Ruth Ann Ruiz, The Post Newspaper Features Writer.
By Ruth Ann Ruiz
The Post Newspaper Features Writer
Tutor.com, a service that provides live tutors in every subject and age level is now available to the La Marque community through the efforts of its Library Director, Amy Miller.
“All you need is a library card to access the service,” Miller explained. This program was one of several on-line systems added during the closure necessitated by the pandemic.
Miller remembers Friday March 13, 2020 with a grimace as she had to shutter the La Marque Public Library not knowing what the future would hold for the library, the community, or herself.
After one week of working remotely, she and her staff were eager to get back into the building. They wanted to tackle some of the much-needed improvement projects that they had dreamed of seeing completed.

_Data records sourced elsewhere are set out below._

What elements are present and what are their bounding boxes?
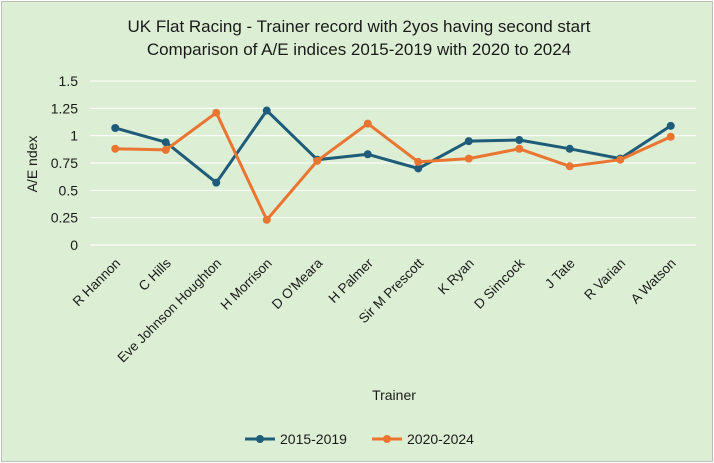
- x-tick-label: K Ryan: [435, 256, 477, 298]
- data-point: [464, 154, 473, 163]
- chart-title: UK Flat Racing - Trainer record with 2yo…: [128, 17, 591, 59]
- x-tick-label: D Simcock: [471, 255, 527, 311]
- data-point: [111, 124, 120, 133]
- data-point: [565, 162, 574, 171]
- x-tick-label: R Varian: [581, 256, 628, 303]
- data-point: [515, 136, 524, 145]
- data-point: [363, 119, 372, 128]
- series-line-2: [115, 111, 672, 222]
- chart-title-line-1: UK Flat Racing - Trainer record with 2yo…: [128, 17, 591, 36]
- data-point: [212, 178, 221, 187]
- x-tick-label: R Hannon: [70, 256, 124, 310]
- legend-label-1: 2015-2019: [280, 431, 347, 447]
- legend-marker-1: [256, 435, 264, 443]
- y-axis-ticks: 0 0.25 0.5 0.75 1 1.25 1.5: [51, 73, 78, 253]
- legend: 2015-2019 2020-2024: [245, 431, 474, 447]
- y-tick-label: 0.5: [59, 182, 79, 198]
- data-point: [262, 106, 271, 115]
- x-tick-label: H Morrison: [218, 256, 275, 313]
- data-point: [161, 145, 170, 154]
- data-point: [565, 144, 574, 153]
- data-point: [666, 132, 675, 141]
- x-tick-label: Eve Johnson Houghton: [115, 256, 225, 366]
- y-tick-label: 1.5: [59, 73, 79, 89]
- y-tick-label: 0: [70, 237, 78, 253]
- data-point: [414, 164, 423, 173]
- x-tick-label: H Palmer: [325, 255, 376, 306]
- data-point: [363, 150, 372, 159]
- y-tick-label: 1: [70, 128, 78, 144]
- x-tick-label: A Watson: [628, 256, 679, 307]
- data-point: [414, 157, 423, 166]
- series-lines: [111, 106, 675, 224]
- data-point: [515, 144, 524, 153]
- y-axis-title: A/E ndex: [24, 136, 40, 193]
- series-line-1: [114, 109, 672, 185]
- legend-label-2: 2020-2024: [407, 431, 474, 447]
- data-point: [111, 144, 120, 153]
- y-tick-label: 1.25: [51, 100, 78, 116]
- data-point: [666, 121, 675, 130]
- chart-title-line-2: Comparison of A/E indices 2015-2019 with…: [147, 40, 571, 59]
- legend-marker-2: [383, 435, 391, 443]
- x-axis-title: Trainer: [372, 387, 416, 403]
- x-tick-label: C Hills: [136, 255, 174, 293]
- x-tick-label: D O'Meara: [269, 255, 326, 312]
- data-point: [464, 137, 473, 146]
- x-tick-label: J Tate: [542, 256, 578, 292]
- data-point: [313, 156, 322, 165]
- data-point: [212, 108, 221, 117]
- y-tick-label: 0.25: [51, 210, 78, 226]
- data-point: [161, 138, 170, 147]
- y-tick-label: 0.75: [51, 155, 78, 171]
- data-point: [616, 155, 625, 164]
- data-point: [262, 215, 271, 224]
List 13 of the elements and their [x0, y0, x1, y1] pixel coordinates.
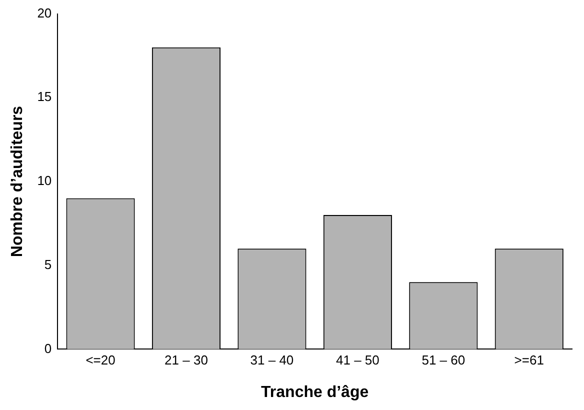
y-tick-label: 15 — [37, 89, 52, 104]
y-tick-label: 0 — [44, 340, 52, 356]
x-tick-label: <=20 — [86, 352, 116, 368]
x-tick-label: 51 – 60 — [422, 352, 466, 368]
y-tick-label: 20 — [37, 5, 52, 20]
y-tick-label: 10 — [37, 173, 52, 188]
x-tick-label: 21 – 30 — [164, 352, 208, 368]
x-tick-label: 41 – 50 — [336, 352, 380, 368]
y-axis-title: Nombre d’auditeurs — [9, 106, 26, 258]
x-tick-label: >=61 — [514, 352, 544, 368]
y-tick-label: 5 — [44, 256, 52, 272]
x-axis-title: Tranche d’âge — [261, 384, 369, 401]
x-tick-label: 31 – 40 — [250, 352, 294, 368]
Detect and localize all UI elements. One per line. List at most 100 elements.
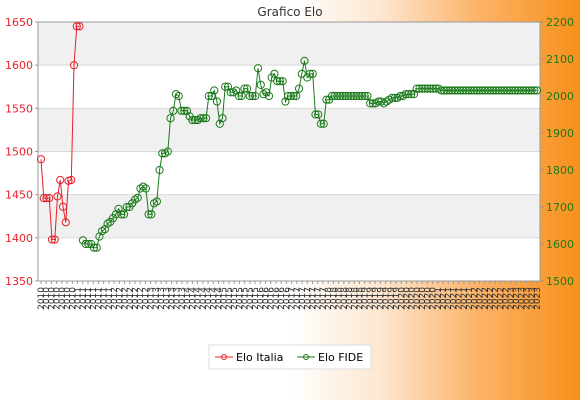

“She put in a request to paint the interior walls and move some things around in the library,” said La Marque City Manager Charles Jackson. He agreed, and the city’s public works department supplied the needed materials. Miller, with her staff of three, returned to the library, moved bookshelves, did all needed prep work for painting and the gave the library a makeover with fresh paint and other housekeeping details.
Along with physically rejuvenating the library, Miller also began the task of continuing to provide services to the community while following all CDC social distance guidelines.
Patrons were directed to use on-line checkout with curbside pickup. The children’s librarian created craft projects which were distributed curbside. Children’s story-time was moved to a virtual experience. If you had a question or need that the library could provide, the staff did not break their chain of response to all who inquired via e-mail or phone.
Half of the library’s public computers were removed so that patrons would be able to social distance and access the computers. Miller upgraded the library’s software to include a program allowing for staff to assist computer users from a safe distance. Plexiglass was installed, hand sanitizer was brought in, masks were mandated, and patrons were asked to call for an appointment before coming in to use the computers.
Miller found additional on-line offerings for all library card holders to access. One such program is Hoopla, which allows patrons to check out movies, games and books that are streamed on their devices for one month. Patrons will soon be able to borrow devices which provide hotspots for accessing the internet.
Her efforts have been appreciated by the community.
“She’s fabulous, she was quick to go to work with different on-line platforms for the citizens. She’s the best library director I have ever seen,” said Jackson.
Though the library has been able to provide services to the community, she and her staff cannot interact with individuals in the same way that they have always done. “We miss the connection with some of our daily patrons who would come in to read newspapers, browse for books and chat,” Miller shared.
Miller foresees some of the services derived from the pandemic will continue in the future. She looks forward to the day when the library can once again become a social center with people interacting with each other in person.
Miller, who has been a librarian for 23 years, would like for everyone to know that libraries are more than just physical buildings and books. Libraries are storehouses of knowledge and information. “Don’t be afraid to ask us questions, that’s what we are here for,” she explained. “If you have questions about a sensitive subject matter, we can help you get that information.”